When Joe Sestak decided to challenge Arlen Spector in the Democratic Senatorial primary, the White House let it be known that they would prefer not to have Spector challenged and a quid pro quo was floated. If Congressman Sestak would withdraw his challenge, perhaps he could be appointed to a board of some kind. Not one that would reward him financially but with a position of influence on the national scene. The last time I looked, no one from the White House had been indicted or even interviewed by the FBI.

Blagojevich indulged in flights of fancy - an ambassadorship - secretary of Health and Human Services - CEO of a charitable organization funded in the millions through the influence of the president. All in return for appointing Valerie Jarret. But when it became clear that all that the White House was offering was gratitude, Blago responded with scatological derision, some of which was caught on tape - followed by a childlike "I’ll show those s.o.b’s" and tossing out the names of Jesse Jackson Junior and Oprah Winfrey among others - also partially caught on surreptitious tape recordings. If you want to believe Fitzgerald, those discussions were evidence of criminal conduct - just as the expression that you might once have verbalized about someone in a moment of anger - "I’ll kill that son-of-a-bitch" was a conspiracy to commit murder.

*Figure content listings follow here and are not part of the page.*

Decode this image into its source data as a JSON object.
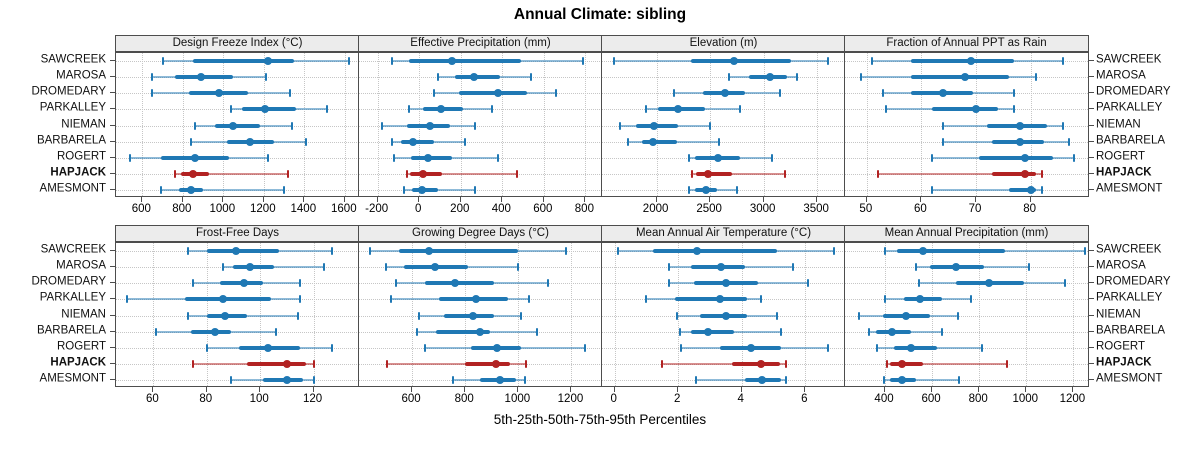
{
  "title": "Annual Climate: sibling",
  "xlabel": "5th-25th-50th-75th-95th Percentiles",
  "colors": {
    "normal": "#1F78B4",
    "normal_light": "rgba(31,120,180,0.5)",
    "highlight": "#B22222",
    "highlight_light": "rgba(178,34,34,0.5)",
    "strip_bg": "#ececec",
    "grid": "#c6c6c6",
    "border": "#4d4d4d"
  },
  "chart_data": {
    "type": "dotplot-percentile-ranges",
    "percentiles": [
      5,
      25,
      50,
      75,
      95
    ],
    "legend_note": "5th-25th-50th-75th-95th Percentiles",
    "grid": "dotted",
    "highlight": "HAPJACK",
    "rows": [
      "SAWCREEK",
      "MAROSA",
      "DROMEDARY",
      "PARKALLEY",
      "NIEMAN",
      "BARBARELA",
      "ROGERT",
      "HAPJACK",
      "AMESMONT"
    ],
    "panels": [
      {
        "id": "design-freeze-index",
        "title": "Design Freeze Index (°C)",
        "xlim": [
          470,
          1670
        ],
        "ticks": [
          600,
          800,
          1000,
          1200,
          1400,
          1600
        ],
        "values": {
          "SAWCREEK": [
            700,
            850,
            1220,
            1350,
            1620
          ],
          "MAROSA": [
            650,
            760,
            890,
            1050,
            1210
          ],
          "DROMEDARY": [
            650,
            830,
            980,
            1120,
            1330
          ],
          "PARKALLEY": [
            1040,
            1090,
            1205,
            1360,
            1510
          ],
          "NIEMAN": [
            860,
            960,
            1050,
            1180,
            1340
          ],
          "BARBARELA": [
            840,
            1020,
            1130,
            1250,
            1410
          ],
          "ROGERT": [
            540,
            690,
            860,
            1030,
            1220
          ],
          "HAPJACK": [
            760,
            790,
            850,
            930,
            1320
          ],
          "AMESMONT": [
            690,
            780,
            840,
            900,
            1300
          ]
        }
      },
      {
        "id": "effective-precipitation",
        "title": "Effective Precipitation (mm)",
        "xlim": [
          -290,
          880
        ],
        "ticks": [
          -200,
          0,
          200,
          400,
          600,
          800
        ],
        "values": {
          "SAWCREEK": [
            -130,
            -50,
            160,
            490,
            790
          ],
          "MAROSA": [
            90,
            170,
            265,
            390,
            540
          ],
          "DROMEDARY": [
            70,
            190,
            380,
            520,
            660
          ],
          "PARKALLEY": [
            -50,
            20,
            105,
            210,
            350
          ],
          "NIEMAN": [
            -180,
            -60,
            50,
            150,
            270
          ],
          "BARBARELA": [
            -130,
            -90,
            -30,
            70,
            220
          ],
          "ROGERT": [
            -120,
            -40,
            40,
            160,
            380
          ],
          "HAPJACK": [
            -60,
            -45,
            20,
            110,
            470
          ],
          "AMESMONT": [
            -75,
            -35,
            15,
            90,
            270
          ]
        }
      },
      {
        "id": "elevation",
        "title": "Elevation (m)",
        "xlim": [
          1490,
          3760
        ],
        "ticks": [
          2000,
          2500,
          3000,
          3500
        ],
        "values": {
          "SAWCREEK": [
            1600,
            2320,
            2720,
            3260,
            3600
          ],
          "MAROSA": [
            2680,
            2860,
            3060,
            3220,
            3310
          ],
          "DROMEDARY": [
            2160,
            2430,
            2640,
            2830,
            3150
          ],
          "PARKALLEY": [
            1900,
            2010,
            2200,
            2450,
            2780
          ],
          "NIEMAN": [
            1660,
            1810,
            1980,
            2200,
            2500
          ],
          "BARBARELA": [
            1730,
            1860,
            1970,
            2190,
            2580
          ],
          "ROGERT": [
            2300,
            2360,
            2570,
            2780,
            3080
          ],
          "HAPJACK": [
            2330,
            2365,
            2480,
            2700,
            3200
          ],
          "AMESMONT": [
            2300,
            2360,
            2460,
            2560,
            2750
          ]
        }
      },
      {
        "id": "fraction-ppt-rain",
        "title": "Fraction of Annual PPT as Rain",
        "xlim": [
          46,
          90.5
        ],
        "ticks": [
          50,
          60,
          70,
          80
        ],
        "values": {
          "SAWCREEK": [
            51,
            58,
            69,
            77,
            86
          ],
          "MAROSA": [
            49,
            58,
            68,
            76,
            81
          ],
          "DROMEDARY": [
            53,
            58,
            64,
            69.5,
            77
          ],
          "PARKALLEY": [
            53.5,
            62,
            70,
            74,
            77
          ],
          "NIEMAN": [
            64,
            72,
            78,
            83,
            86
          ],
          "BARBARELA": [
            64,
            73,
            78,
            82.5,
            87
          ],
          "ROGERT": [
            62,
            70.5,
            79,
            84,
            88
          ],
          "HAPJACK": [
            52,
            73,
            79,
            81,
            82
          ],
          "AMESMONT": [
            62,
            76,
            80,
            81,
            82
          ]
        }
      },
      {
        "id": "frost-free-days",
        "title": "Frost-Free Days",
        "xlim": [
          46,
          137
        ],
        "ticks": [
          60,
          80,
          100,
          120
        ],
        "values": {
          "SAWCREEK": [
            73,
            80,
            91,
            107,
            127
          ],
          "MAROSA": [
            86,
            90,
            96,
            105,
            124
          ],
          "DROMEDARY": [
            75,
            85,
            94,
            101,
            115
          ],
          "PARKALLEY": [
            50,
            72,
            86,
            104,
            115
          ],
          "NIEMAN": [
            73,
            80,
            87,
            95,
            114
          ],
          "BARBARELA": [
            61,
            74,
            83,
            89,
            106
          ],
          "ROGERT": [
            80,
            92,
            103,
            115,
            127
          ],
          "HAPJACK": [
            75,
            95,
            110,
            117,
            120
          ],
          "AMESMONT": [
            89,
            101,
            110,
            116,
            120
          ]
        }
      },
      {
        "id": "growing-degree-days",
        "title": "Growing Degree Days (°C)",
        "xlim": [
          400,
          1315
        ],
        "ticks": [
          600,
          800,
          1000,
          1200
        ],
        "values": {
          "SAWCREEK": [
            440,
            550,
            665,
            1000,
            1180
          ],
          "MAROSA": [
            500,
            570,
            685,
            810,
            1000
          ],
          "DROMEDARY": [
            540,
            650,
            760,
            910,
            1110
          ],
          "PARKALLEY": [
            520,
            700,
            840,
            960,
            1040
          ],
          "NIEMAN": [
            625,
            720,
            830,
            910,
            1010
          ],
          "BARBARELA": [
            620,
            690,
            855,
            895,
            1070
          ],
          "ROGERT": [
            650,
            820,
            920,
            1010,
            1250
          ],
          "HAPJACK": [
            505,
            800,
            915,
            970,
            1030
          ],
          "AMESMONT": [
            755,
            855,
            930,
            990,
            1025
          ]
        }
      },
      {
        "id": "mean-annual-air-temperature",
        "title": "Mean Annual Air Temperature (°C)",
        "xlim": [
          -0.4,
          7.25
        ],
        "ticks": [
          0,
          2,
          4,
          6
        ],
        "values": {
          "SAWCREEK": [
            0.1,
            1.2,
            2.6,
            5.1,
            6.9
          ],
          "MAROSA": [
            1.7,
            2.4,
            3.35,
            4.1,
            5.6
          ],
          "DROMEDARY": [
            1.7,
            2.5,
            3.5,
            4.5,
            6.1
          ],
          "PARKALLEY": [
            1.0,
            1.9,
            3.3,
            4.15,
            4.6
          ],
          "NIEMAN": [
            1.95,
            2.7,
            3.5,
            4.15,
            5.1
          ],
          "BARBARELA": [
            2.05,
            2.4,
            2.95,
            3.75,
            5.25
          ],
          "ROGERT": [
            2.1,
            3.3,
            4.3,
            5.25,
            6.7
          ],
          "HAPJACK": [
            1.5,
            3.7,
            4.6,
            5.2,
            5.4
          ],
          "AMESMONT": [
            2.55,
            4.1,
            4.65,
            5.25,
            5.4
          ]
        }
      },
      {
        "id": "mean-annual-precipitation",
        "title": "Mean Annual Precipitation (mm)",
        "xlim": [
          230,
          1262
        ],
        "ticks": [
          400,
          600,
          800,
          1000,
          1200
        ],
        "values": {
          "SAWCREEK": [
            400,
            450,
            560,
            910,
            1250
          ],
          "MAROSA": [
            530,
            590,
            700,
            820,
            1010
          ],
          "DROMEDARY": [
            545,
            700,
            840,
            990,
            1165
          ],
          "PARKALLEY": [
            400,
            480,
            550,
            640,
            765
          ],
          "NIEMAN": [
            290,
            390,
            490,
            590,
            710
          ],
          "BARBARELA": [
            330,
            360,
            430,
            510,
            640
          ],
          "ROGERT": [
            365,
            440,
            510,
            620,
            810
          ],
          "HAPJACK": [
            410,
            420,
            470,
            560,
            920
          ],
          "AMESMONT": [
            395,
            420,
            470,
            530,
            715
          ]
        }
      }
    ]
  }
}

I’m not saying that Blagojevich is or was pure as the driven snow - but he was more talk than do and very little was actually done that could be considered criminal. But of course the argument is that if you talk about something you’d like to accomplish that might be considered illegal - even if you never pull it off, that’s enough to indict, convict and send to jail.

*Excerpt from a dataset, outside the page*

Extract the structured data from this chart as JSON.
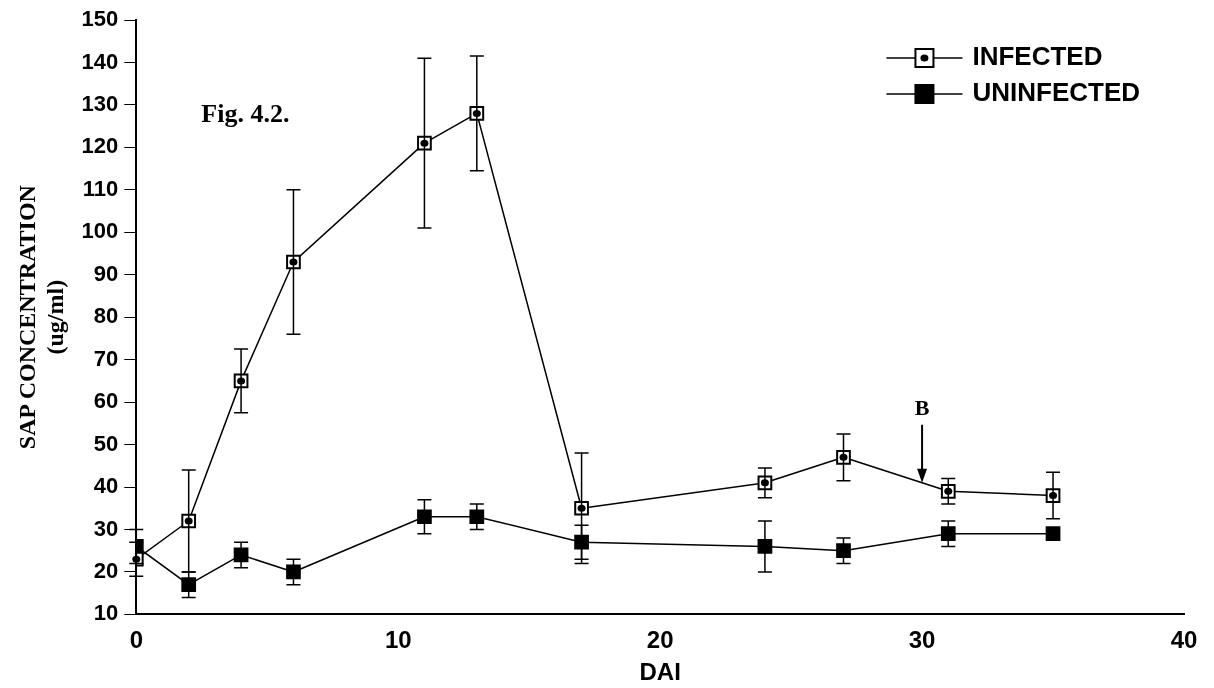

Two national papers - the Wall Street Journal and the Washington Post have called for Fitzgerald to back off and not retry Blagojevich. The Post called him a persecutor The Journal called for his resignation or firing. The Chicago Tribune had a variety of opinion. Columnist Mary Schmich said she would not have voted to convict Blago on the evidence presented. Eric Zorn urged Fitzgerald to drop the chances against brother Robert and advised Blago to cop a plea, serve some time and get the whole sorry mess behind him. Most of the local media - print and electronic -has been finding him guilty on all counts since the verdict was announced - as they did in the months leading up to the trial. Fitzgerald will pay no attention to any of it - pro or con. A true "Inspector Javert" he will proceed with a second trial against both brothers and if a hung jury results, I wouldn’t be surprised to see him try a third time.

Whatever happens, I can’t conceive of Blago getting a fair trial - just as I believed that the first trial was tainted from the moment that Blaglojevich was unceremoniously hauled from his house and arrested to the astounding accompaniment of prosecutor Fitzgerald telling the world that he had acted to stop a crime spree that would have caused Abe Lincoln to turn in his grave. Abe’s remains might have been turning - but more likely from the Fitzgerald rant than Blago’s alleged crime spree.